Markov property for a Stochastic Process

Question

My question: Every Stochastic Process $X(t), t\geq 0$ with space states $\mathcal{S}$ and independent increments has the Markov property, i.e, for each $\in \mathcal{S}$ and $0\leq t_0\leq< t_1<\cdots <t_n<\infty$ we have $$ P[X(t_n)\leq y|X(t_0),X(t_1), \ldots, X(t_{n-1})] =P[X(t_n)<y|X(t_{n-1})] $$

This theorem is a statement in the Kannan's book, An Introduction to Stochastic Processes, in the page 93, There is a sketch of proof, but for me that I'm beginner, I would say this proves intelligible. I would like to see a detailed proof, or a good reference on this theorem.

Answer 1

Theres not much to this statement: $P[X(t_n) \leq y | X(t_0), \ldots, X(t_{n-1})] = P[X(t_n) - X(t_{n-1}) \leq y - X(t_{n-1}) | X(t_0), \ldots, X(t_{n-1})] = P[X(t_n) - X(t_{n-1}) \leq y - X(t_{n-1}) |X(t_{n-1}), X(t_{n-1})- X(t_{n-2}), \ldots, X(t_1) - X(t_0)] = P[X(t_n) - X(t_{n-1}) \leq y - X(t_{n-1}) |X(t_{n-1})] = P[X(t_n) \leq y | X(t_{n-1})]$ where we rewrote $X(t_0),\ldots,X(t_{n-1})$'s information in terms of the corresponding increments and then used the independent increments property.

Answer 2

For every nonnegative $s$ and $t$, let $X^t_s=X_{t+s}-X_t$, then the hypothesis is that the processes $X^t=(X^t_s)_{s\geqslant0}$ and ${}^t\!X=(X_s)_{s\leqslant t}$ are independent.

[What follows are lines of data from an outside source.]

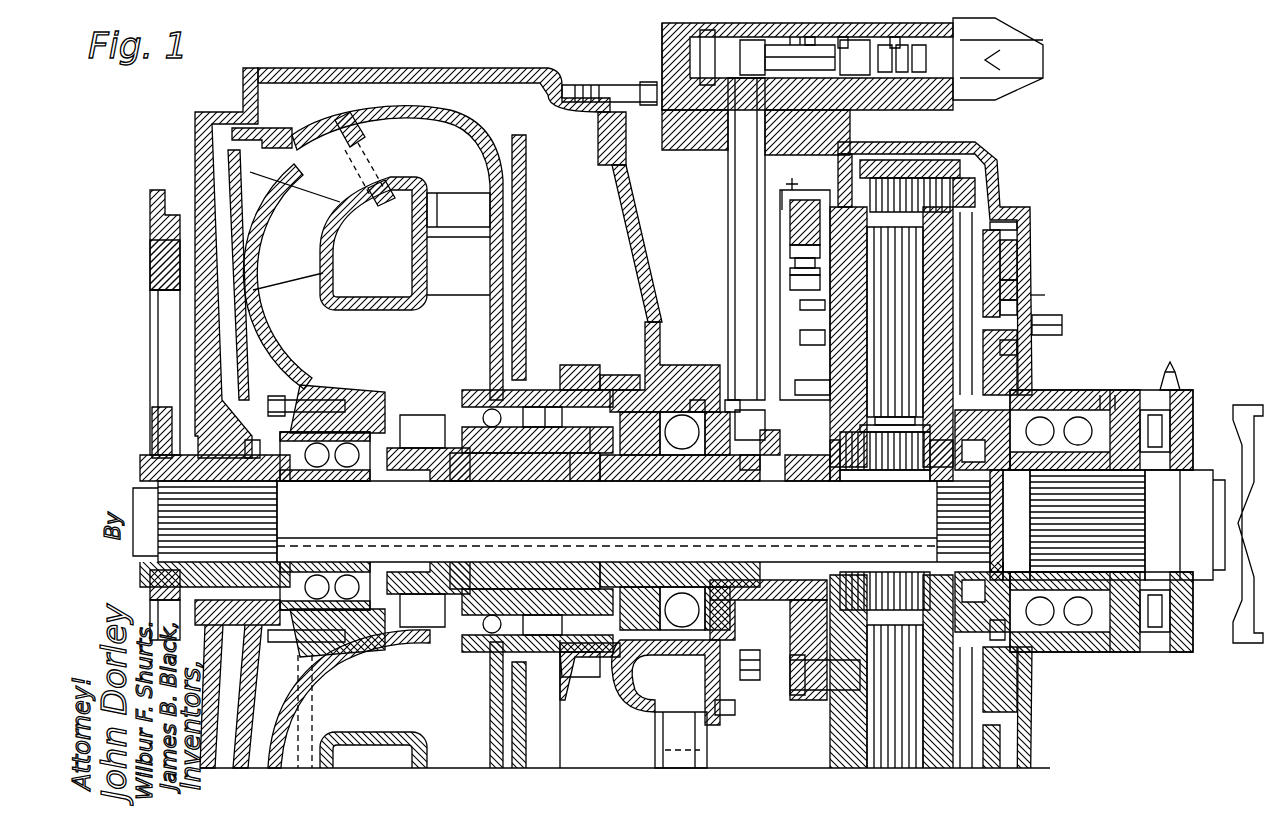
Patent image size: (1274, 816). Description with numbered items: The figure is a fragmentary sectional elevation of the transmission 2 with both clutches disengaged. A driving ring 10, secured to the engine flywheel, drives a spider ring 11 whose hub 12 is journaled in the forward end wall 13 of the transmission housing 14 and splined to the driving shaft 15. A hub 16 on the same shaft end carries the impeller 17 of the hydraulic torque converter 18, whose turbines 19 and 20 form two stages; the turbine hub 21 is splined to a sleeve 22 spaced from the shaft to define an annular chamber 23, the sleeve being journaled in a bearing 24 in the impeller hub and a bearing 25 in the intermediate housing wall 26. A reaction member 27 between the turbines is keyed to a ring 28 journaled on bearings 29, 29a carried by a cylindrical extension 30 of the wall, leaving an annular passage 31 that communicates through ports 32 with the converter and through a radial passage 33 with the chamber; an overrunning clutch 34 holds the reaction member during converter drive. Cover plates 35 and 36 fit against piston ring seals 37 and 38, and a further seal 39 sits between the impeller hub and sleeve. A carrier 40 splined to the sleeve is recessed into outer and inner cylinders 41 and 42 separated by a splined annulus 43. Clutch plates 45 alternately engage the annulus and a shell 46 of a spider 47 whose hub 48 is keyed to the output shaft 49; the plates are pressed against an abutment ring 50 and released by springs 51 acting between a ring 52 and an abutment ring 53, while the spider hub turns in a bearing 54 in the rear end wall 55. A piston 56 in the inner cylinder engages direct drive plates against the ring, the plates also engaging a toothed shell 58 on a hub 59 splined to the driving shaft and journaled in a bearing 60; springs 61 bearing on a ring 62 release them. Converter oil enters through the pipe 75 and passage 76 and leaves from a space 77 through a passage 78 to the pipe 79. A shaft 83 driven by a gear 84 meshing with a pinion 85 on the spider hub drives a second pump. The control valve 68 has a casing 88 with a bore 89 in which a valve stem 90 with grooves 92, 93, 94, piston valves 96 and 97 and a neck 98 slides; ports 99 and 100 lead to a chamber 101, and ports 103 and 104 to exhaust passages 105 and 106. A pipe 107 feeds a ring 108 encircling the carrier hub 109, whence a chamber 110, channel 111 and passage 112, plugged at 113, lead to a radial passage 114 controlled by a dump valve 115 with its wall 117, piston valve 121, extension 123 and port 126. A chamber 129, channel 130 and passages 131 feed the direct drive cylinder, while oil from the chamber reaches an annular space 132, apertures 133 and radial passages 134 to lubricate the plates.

The transmission 2 is at (1052, 300).
The driving ring 10 is at (150, 206).
The spider ring 11 is at (150, 260).
The hub 12 is at (175, 458).
The forward end wall 13 is at (216, 352).
The transmission housing 14 is at (319, 59).
The driving shaft 15 is at (352, 519).
The hub 16 is at (280, 486).
The impeller 17 is at (297, 285).
The hydraulic torque converter 18 is at (337, 109).
The turbine 19 is at (410, 143).
The turbine 20 is at (455, 296).
The turbine hub 21 is at (426, 482).
The sleeve 22 is at (521, 482).
The annular chamber 23 is at (577, 488).
The bearing 24 is at (362, 425).
The bearing 25 is at (679, 456).
The intermediate housing wall 26 is at (665, 318).
The reaction member 27 is at (442, 198).
The ring 28 is at (570, 345).
The bearing 29 is at (490, 454).
The bearing 29a is at (585, 368).
The cylindrical extension 30 is at (557, 454).
The annular passage 31 is at (601, 482).
The ports 32 is at (422, 431).
The radial passage 33 is at (626, 488).
The overrunning clutch 34 is at (542, 415).
The forward cover plate 35 is at (272, 399).
The rear cover plate 36 is at (527, 298).
The piston ring seal 37 is at (251, 438).
The piston ring seal 38 is at (625, 378).
The piston ring seal 39 is at (372, 482).
The carrier 40 is at (826, 366).
The outer cylinder 41 is at (840, 262).
The inner cylinder 42 is at (840, 332).
The annulus 43 is at (1010, 290).
The clutch plates 45 is at (972, 240).
The shell 46 is at (992, 188).
The spider 47 is at (1018, 385).
The spider hub 48 is at (1067, 525).
The output shaft 49 is at (1115, 525).
The abutment ring 50 is at (1010, 280).
The helical springs 51 is at (905, 228).
The ring 52 is at (893, 200).
The abutment ring 53 is at (942, 180).
The bearing 54 is at (1112, 398).
The rear end wall 55 is at (1065, 388).
The piston 56 is at (878, 300).
The toothed shell 58 is at (866, 471).
The hub 59 is at (895, 477).
The bearing 60 is at (982, 440).
The helical springs 61 is at (835, 471).
The ring 62 is at (895, 471).
The control valve 68 is at (657, 46).
The pipe 75 is at (708, 755).
The passage 76 is at (593, 683).
The space 77 is at (561, 768).
The passage 78 is at (719, 652).
The pipe 79 is at (658, 768).
The shaft 83 is at (1062, 320).
The gear 84 is at (1005, 240).
The pinion 85 is at (998, 640).
The casing 88 is at (803, 24).
The bore 89 is at (895, 33).
The valve stem 90 is at (1008, 88).
The annular groove 92 is at (882, 80).
The annular groove 93 is at (900, 80).
The annular groove 94 is at (918, 80).
The piston valve 96 is at (855, 56).
The piston valve 97 is at (751, 57).
The reduced neck 98 is at (800, 56).
The annular port 99 is at (793, 30).
The annular port 100 is at (730, 20).
The chamber 101 is at (752, 239).
The annular port 103 is at (845, 30).
The annular port 104 is at (675, 27).
The exhaust passage 105 is at (878, 184).
The exhaust passage 106 is at (700, 150).
The pipe 107 is at (782, 214).
The ring 108 is at (826, 392).
The hub 109 is at (792, 470).
The chamber 110 is at (752, 425).
The annular channel 111 is at (718, 462).
The longitudinal passage 112 is at (746, 470).
The plug 113 is at (704, 460).
The radial passage 114 is at (830, 346).
The dump valve 115 is at (796, 180).
The wall 117 is at (792, 300).
The piston valve 121 is at (786, 232).
The reduced extension 123 is at (790, 252).
The port 126 is at (800, 262).
The chamber 129 is at (900, 422).
The annular channel 130 is at (766, 567).
The longitudinal passages 131 is at (800, 660).
The annular space 132 is at (885, 494).
The apertures 133 is at (1040, 352).
The radial passages 134 is at (1012, 306).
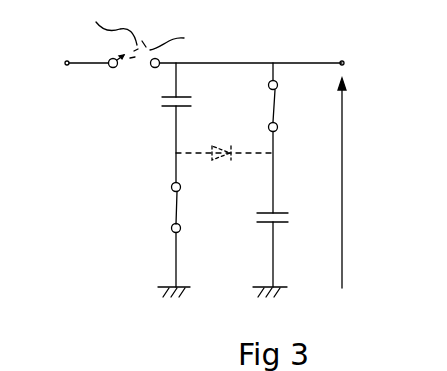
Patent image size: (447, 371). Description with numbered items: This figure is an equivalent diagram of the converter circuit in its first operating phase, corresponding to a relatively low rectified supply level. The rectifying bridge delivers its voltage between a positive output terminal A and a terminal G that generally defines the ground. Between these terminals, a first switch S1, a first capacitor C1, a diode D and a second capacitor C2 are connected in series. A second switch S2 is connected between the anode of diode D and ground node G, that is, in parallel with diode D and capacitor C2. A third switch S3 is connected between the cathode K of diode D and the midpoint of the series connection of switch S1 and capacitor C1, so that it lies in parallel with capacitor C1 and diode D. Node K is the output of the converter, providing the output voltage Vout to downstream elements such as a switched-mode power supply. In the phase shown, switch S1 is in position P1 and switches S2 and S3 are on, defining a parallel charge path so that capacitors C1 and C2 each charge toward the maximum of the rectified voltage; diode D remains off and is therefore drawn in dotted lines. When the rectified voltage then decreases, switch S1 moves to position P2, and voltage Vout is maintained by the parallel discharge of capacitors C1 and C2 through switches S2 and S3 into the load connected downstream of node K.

The output terminal A is at (55, 62).
The cathode node K is at (342, 53).
The first switch S1 is at (134, 69).
The second switch S2 is at (157, 208).
The third switch S3 is at (288, 106).
The switch position P1 is at (174, 36).
The switch position P2 is at (108, 30).
The first capacitor C1 is at (165, 115).
The second capacitor C2 is at (287, 220).
The diode D is at (224, 171).
The ground node G is at (220, 281).
The output voltage Vout is at (365, 183).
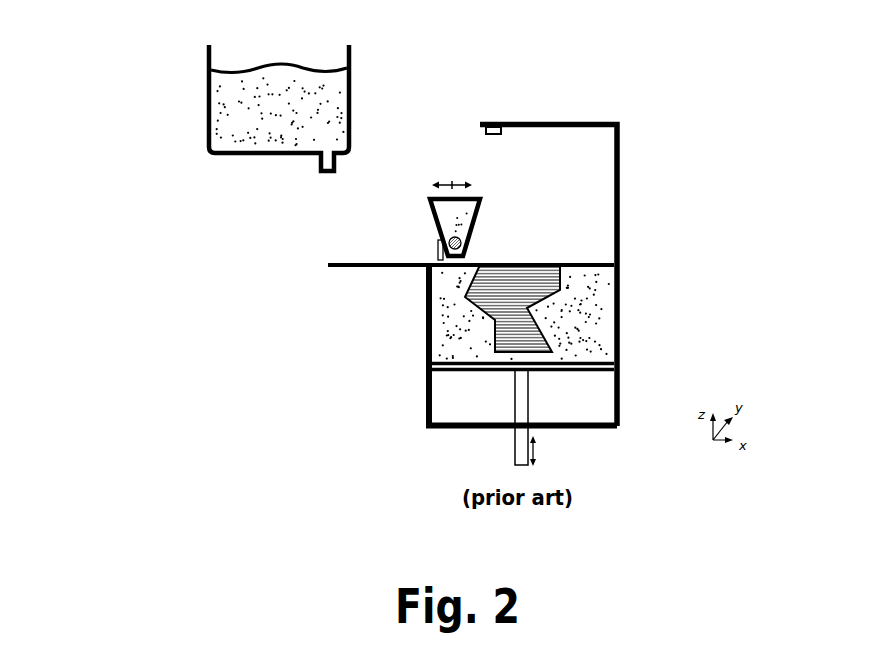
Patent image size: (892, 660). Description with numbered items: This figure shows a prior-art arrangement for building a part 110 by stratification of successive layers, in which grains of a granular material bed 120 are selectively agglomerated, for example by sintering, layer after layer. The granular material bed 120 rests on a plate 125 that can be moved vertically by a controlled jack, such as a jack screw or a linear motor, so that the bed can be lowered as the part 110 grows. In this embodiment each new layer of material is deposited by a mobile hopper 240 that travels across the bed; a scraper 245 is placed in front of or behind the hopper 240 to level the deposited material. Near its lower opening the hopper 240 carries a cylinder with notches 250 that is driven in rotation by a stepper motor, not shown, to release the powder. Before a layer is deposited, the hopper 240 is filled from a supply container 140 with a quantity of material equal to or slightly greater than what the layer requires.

The part 110 is at (477, 307).
The granular material bed 120 is at (590, 300).
The plate 125 is at (572, 372).
The powder container 140 is at (207, 101).
The mobile hopper 240 is at (433, 209).
The scraper 245 is at (438, 247).
The cylinder with notches 250 is at (477, 233).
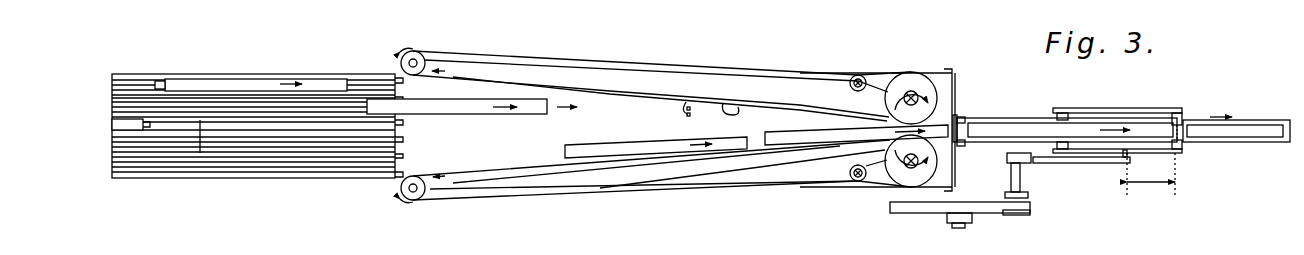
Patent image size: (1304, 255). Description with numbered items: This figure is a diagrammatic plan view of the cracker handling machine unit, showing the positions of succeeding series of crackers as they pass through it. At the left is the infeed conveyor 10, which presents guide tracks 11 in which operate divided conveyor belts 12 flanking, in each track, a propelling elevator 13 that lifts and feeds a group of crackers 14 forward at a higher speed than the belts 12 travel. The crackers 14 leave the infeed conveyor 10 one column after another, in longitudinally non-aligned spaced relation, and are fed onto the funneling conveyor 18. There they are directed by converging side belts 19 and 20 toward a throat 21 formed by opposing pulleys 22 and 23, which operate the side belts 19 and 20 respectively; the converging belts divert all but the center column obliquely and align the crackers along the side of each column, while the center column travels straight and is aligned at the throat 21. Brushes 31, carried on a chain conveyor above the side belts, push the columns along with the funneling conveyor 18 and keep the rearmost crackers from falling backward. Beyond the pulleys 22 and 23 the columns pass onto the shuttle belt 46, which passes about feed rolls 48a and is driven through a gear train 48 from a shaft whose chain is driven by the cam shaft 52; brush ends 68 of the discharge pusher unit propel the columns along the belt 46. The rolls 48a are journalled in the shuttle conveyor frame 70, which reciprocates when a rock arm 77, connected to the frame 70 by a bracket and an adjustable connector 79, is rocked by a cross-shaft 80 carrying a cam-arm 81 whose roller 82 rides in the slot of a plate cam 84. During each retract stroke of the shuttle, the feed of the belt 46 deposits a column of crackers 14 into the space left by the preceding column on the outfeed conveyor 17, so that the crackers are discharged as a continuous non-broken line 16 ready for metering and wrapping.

The infeed conveyor 10 is at (305, 178).
The guide tracks 11 is at (130, 84).
The divided conveyor belts 12 is at (220, 128).
The propelling elevator 13 is at (152, 130).
The crackers 14 is at (105, 120).
The continuous non-broken line 16 is at (1242, 130).
The outfeed conveyor 17 is at (1275, 143).
The funneling conveyor 18 is at (806, 80).
The side belt 19 is at (728, 104).
The side belt 20 is at (538, 190).
The throat 21 is at (932, 122).
The pulley 22 is at (911, 86).
The pulley 23 is at (905, 173).
The brushes 31 is at (684, 102).
The shuttle belt 46 is at (1012, 120).
The gear train 48 is at (1173, 110).
The feed rolls 48a is at (961, 118).
The cam shaft 52 is at (960, 226).
The brush ends 68 is at (960, 146).
The shuttle conveyor frame 70 is at (1145, 92).
The rock arm 77 is at (1010, 170).
The adjustable connector 79 is at (1103, 163).
The cross-shaft 80 is at (1022, 181).
The cam-arm 81 is at (1020, 215).
The roller 82 is at (1012, 200).
The plate cam 84 is at (920, 210).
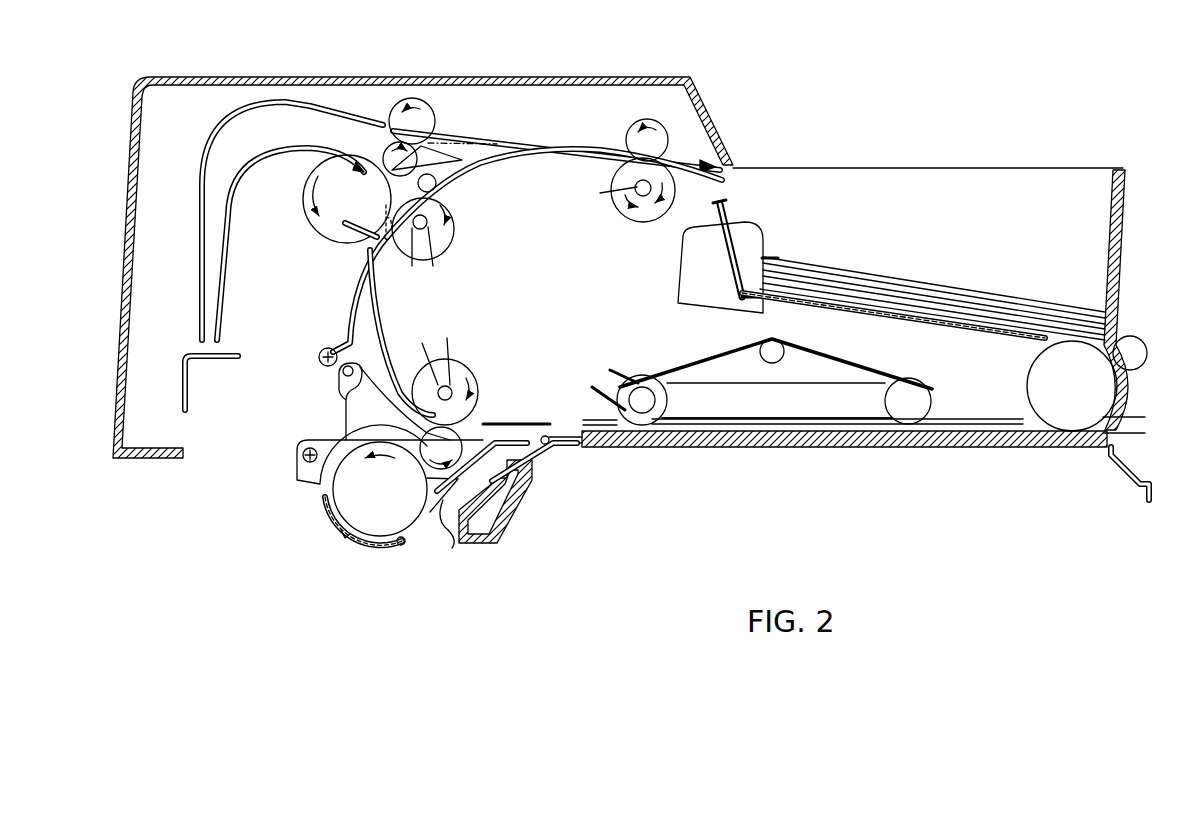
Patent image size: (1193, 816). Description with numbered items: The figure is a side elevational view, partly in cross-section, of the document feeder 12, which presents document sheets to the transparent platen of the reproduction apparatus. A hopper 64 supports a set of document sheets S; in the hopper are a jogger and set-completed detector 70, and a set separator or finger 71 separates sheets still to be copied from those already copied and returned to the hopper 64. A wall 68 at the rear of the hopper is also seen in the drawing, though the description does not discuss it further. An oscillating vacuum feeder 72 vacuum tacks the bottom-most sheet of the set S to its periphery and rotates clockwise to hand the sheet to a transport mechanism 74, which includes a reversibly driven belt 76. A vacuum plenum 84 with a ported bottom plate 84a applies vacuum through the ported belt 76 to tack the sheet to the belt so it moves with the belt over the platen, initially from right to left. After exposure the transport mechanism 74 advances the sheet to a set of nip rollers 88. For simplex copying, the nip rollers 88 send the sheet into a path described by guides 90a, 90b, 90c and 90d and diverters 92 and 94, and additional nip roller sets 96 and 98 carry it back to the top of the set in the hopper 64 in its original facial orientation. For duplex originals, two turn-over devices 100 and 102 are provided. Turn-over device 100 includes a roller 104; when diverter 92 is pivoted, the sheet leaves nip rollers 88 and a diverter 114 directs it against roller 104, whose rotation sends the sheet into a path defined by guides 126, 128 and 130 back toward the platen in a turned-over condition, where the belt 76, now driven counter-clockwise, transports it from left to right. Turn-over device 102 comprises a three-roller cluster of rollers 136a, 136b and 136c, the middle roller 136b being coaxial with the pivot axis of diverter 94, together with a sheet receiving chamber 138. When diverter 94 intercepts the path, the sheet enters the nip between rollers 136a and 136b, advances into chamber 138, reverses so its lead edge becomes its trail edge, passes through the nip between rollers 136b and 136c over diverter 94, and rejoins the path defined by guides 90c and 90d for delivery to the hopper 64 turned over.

The document feeder 12 is at (1100, 110).
The hopper 64 is at (732, 213).
The rear wall 68 is at (1112, 212).
The jogger and set-completed detector 70 is at (763, 247).
The set separator or finger 71 is at (778, 258).
The oscillating vacuum feeder 72 is at (1061, 397).
The transport mechanism 74 is at (872, 362).
The reversibly driven belt 76 is at (707, 357).
The vacuum plenum 84 is at (777, 382).
The ported bottom plate 84a is at (765, 420).
The nip rollers 88 is at (480, 393).
The guide 90a is at (377, 363).
The guide 90b is at (347, 278).
The guide 90c is at (513, 162).
The guide 90d is at (562, 143).
The diverter 92 is at (350, 400).
The diverter 94 is at (440, 152).
The nip roller set 96 is at (455, 227).
The nip roller set 98 is at (615, 205).
The turn-over device 100 is at (320, 498).
The turn-over device 102 is at (218, 132).
The roller 104 is at (328, 478).
The diverter 114 is at (295, 457).
The guide 126 is at (442, 510).
The guide 128 is at (503, 503).
The guide 130 is at (517, 425).
The roller 136a is at (313, 232).
The middle roller 136b is at (387, 147).
The roller 136c is at (428, 112).
The sheet receiving chamber 138 is at (255, 165).
The set of document sheets S is at (925, 285).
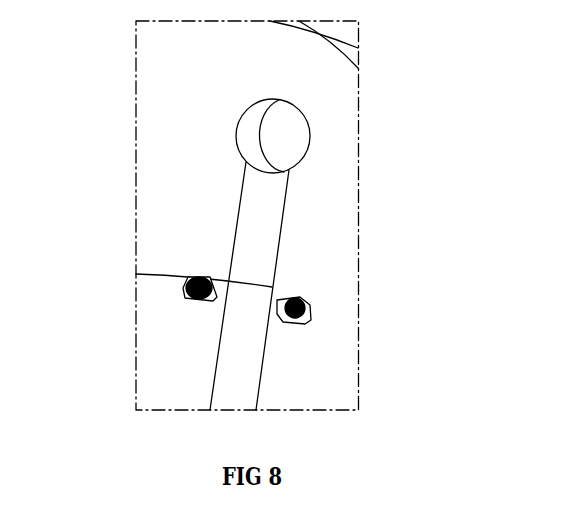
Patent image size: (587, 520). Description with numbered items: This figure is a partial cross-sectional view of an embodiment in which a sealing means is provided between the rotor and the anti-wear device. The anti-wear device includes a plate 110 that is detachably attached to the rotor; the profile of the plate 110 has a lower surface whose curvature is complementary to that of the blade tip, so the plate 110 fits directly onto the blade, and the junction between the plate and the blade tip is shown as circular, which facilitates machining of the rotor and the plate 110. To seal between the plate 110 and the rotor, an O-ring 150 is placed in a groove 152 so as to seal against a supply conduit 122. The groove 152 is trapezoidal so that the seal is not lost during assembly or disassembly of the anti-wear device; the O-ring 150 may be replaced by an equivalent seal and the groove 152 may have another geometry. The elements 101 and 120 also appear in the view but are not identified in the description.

The body 101 is at (188, 360).
The plate 110 is at (190, 83).
The ball head 120 is at (308, 140).
The supply conduit 122 is at (283, 228).
The O-ring 150 is at (185, 297).
The groove 152 is at (272, 295).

For every $s\geqslant t$, $X_s=X_t+X^t_{s-t}$ hence the process $(X_s)_{s\geqslant t}$ is a deterministic function of the random variable $X_t$, which is ${}^t\!X$-measurable, and of the process $X^t$, which is independent of ${}^t\!X$. Thus, the conditional distribution of the future $(X_s)_{s\geqslant t}$ conditionally on the past ${}^t\!X$ depends only on the present $X_t$. This is Markov property.